Ernest Goh sees Malaysia’s hallmark fowl for what they are: “supermodels of the chicken world.”
The 35-year-old photographer and visual artist from Singapore recently released a book showcasing the beauty, pride and quirkiness of Malaysia’s Ayam Serama chickens. The birds get bred for their appearance — not their meat — and many of them strut their stuff at what amount to chicken beauty pageants.
“The breeders are always proud of their chickens.” Goh told TODAY.com. “Breeders tend to be only men, and extensive grooming preparations are done the day before competitions.”

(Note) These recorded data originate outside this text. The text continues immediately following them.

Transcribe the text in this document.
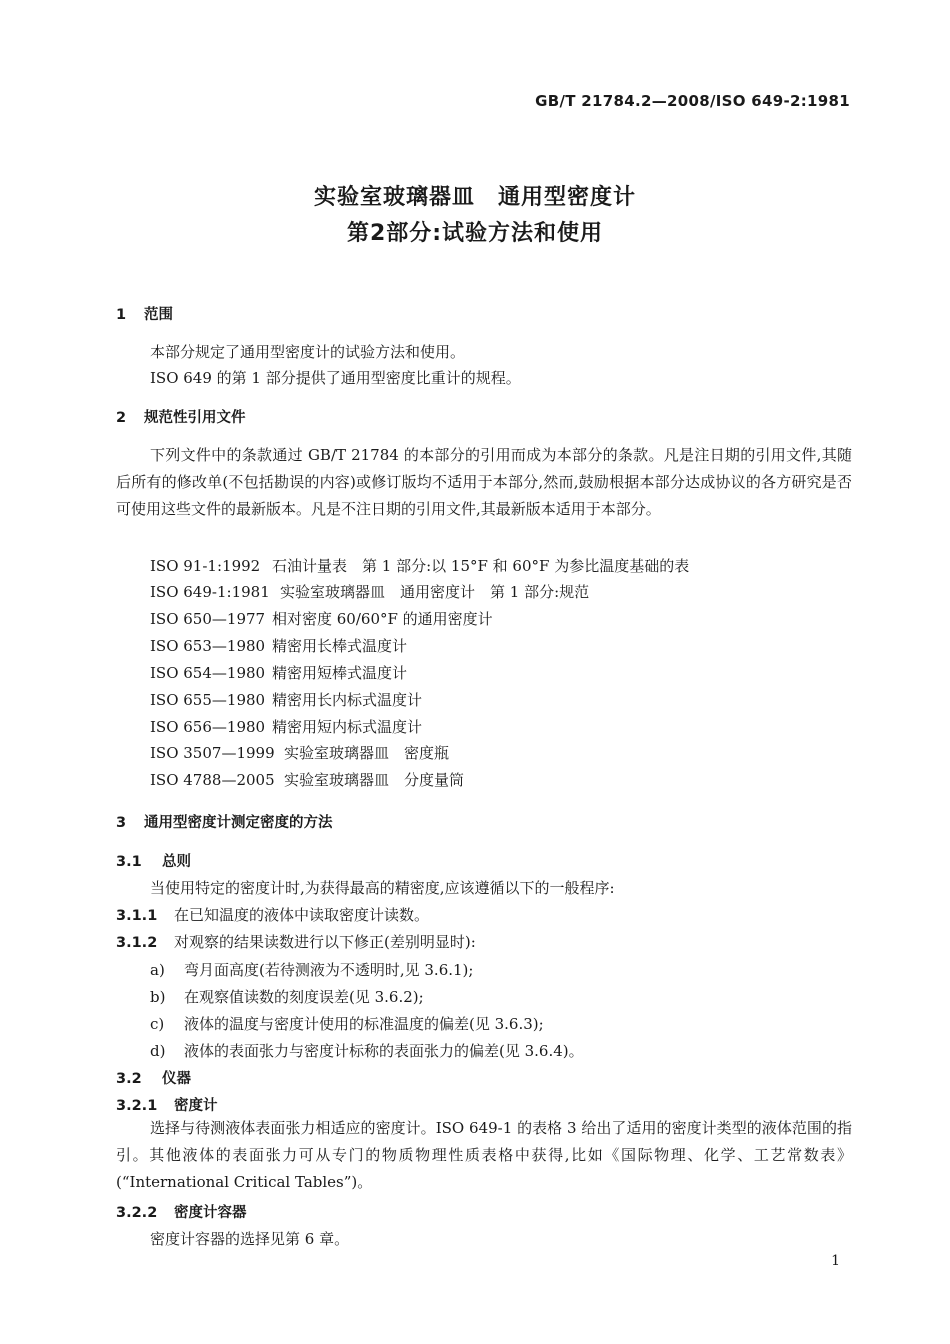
GB/T 21784.2—2008/ISO 649-2:1981
实验室玻璃器皿　通用型密度计
第2部分:试验方法和使用
1 范围
本部分规定了通用型密度计的试验方法和使用。
ISO 649 的第 1 部分提供了通用型密度比重计的规程。
2 规范性引用文件
下列文件中的条款通过 GB/T 21784 的本部分的引用而成为本部分的条款。凡是注日期的引用文件,其随后所有的修改单(不包括勘误的内容)或修订版均不适用于本部分,然而,鼓励根据本部分达成协议的各方研究是否可使用这些文件的最新版本。凡是不注日期的引用文件,其最新版本适用于本部分。
ISO 91-1:1992 石油计量表　第 1 部分:以 15°F 和 60°F 为参比温度基础的表
ISO 649-1:1981 实验室玻璃器皿　通用密度计　第 1 部分:规范
ISO 650—1977 相对密度 60/60°F 的通用密度计
ISO 653—1980 精密用长棒式温度计
ISO 654—1980 精密用短棒式温度计
ISO 655—1980 精密用长内标式温度计
ISO 656—1980 精密用短内标式温度计
ISO 3507—1999 实验室玻璃器皿　密度瓶
ISO 4788—2005 实验室玻璃器皿　分度量筒
3 通用型密度计测定密度的方法
3.1 总则
当使用特定的密度计时,为获得最高的精密度,应该遵循以下的一般程序:
3.1.1 在已知温度的液体中读取密度计读数。
3.1.2 对观察的结果读数进行以下修正(差别明显时):
a) 弯月面高度(若待测液为不透明时,见 3.6.1);
b) 在观察值读数的刻度误差(见 3.6.2);
c) 液体的温度与密度计使用的标准温度的偏差(见 3.6.3);
d) 液体的表面张力与密度计标称的表面张力的偏差(见 3.6.4)。
3.2 仪器
3.2.1 密度计
选择与待测液体表面张力相适应的密度计。ISO 649-1 的表格 3 给出了适用的密度计类型的液体范围的指引。其他液体的表面张力可从专门的物质物理性质表格中获得,比如《国际物理、化学、工艺常数表》(“International Critical Tables”)。
3.2.2 密度计容器
密度计容器的选择见第 6 章。
1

Goh discovered the unusual world of chicken competitions while traveling through Malaysia. A chicken enthusiast he met there introduced him to Tuan Hassan, a master Ayam Serama breeder and trainer. Goh has always been interested in ways that animals seem to act like humans — and, before long, a photography project was born.
Hassan taught Goh about the Ayam Seramas’ trademark walk. The chickens pull back their wings, push up their chests and break out in their own version of a runway strut. Goh said it fascinated him “that the Serama’s natural behavior is like a human fashion model when it 'performs' on stage.”
Goh said people around the world can learn a lot from the relationship between Malaysian chicken breeders and their beloved Ayam Seramas.
“Animal-human relationships are complex but one thing is for sure: animals (no matter what species) are cared for when humans regard them as beautiful and precious,” Goh said. “So if more people can learn to see the beauty in more animals, then perhaps there is a much greater chance to protect our valuable natural resources. Everything is connected in one way or another.”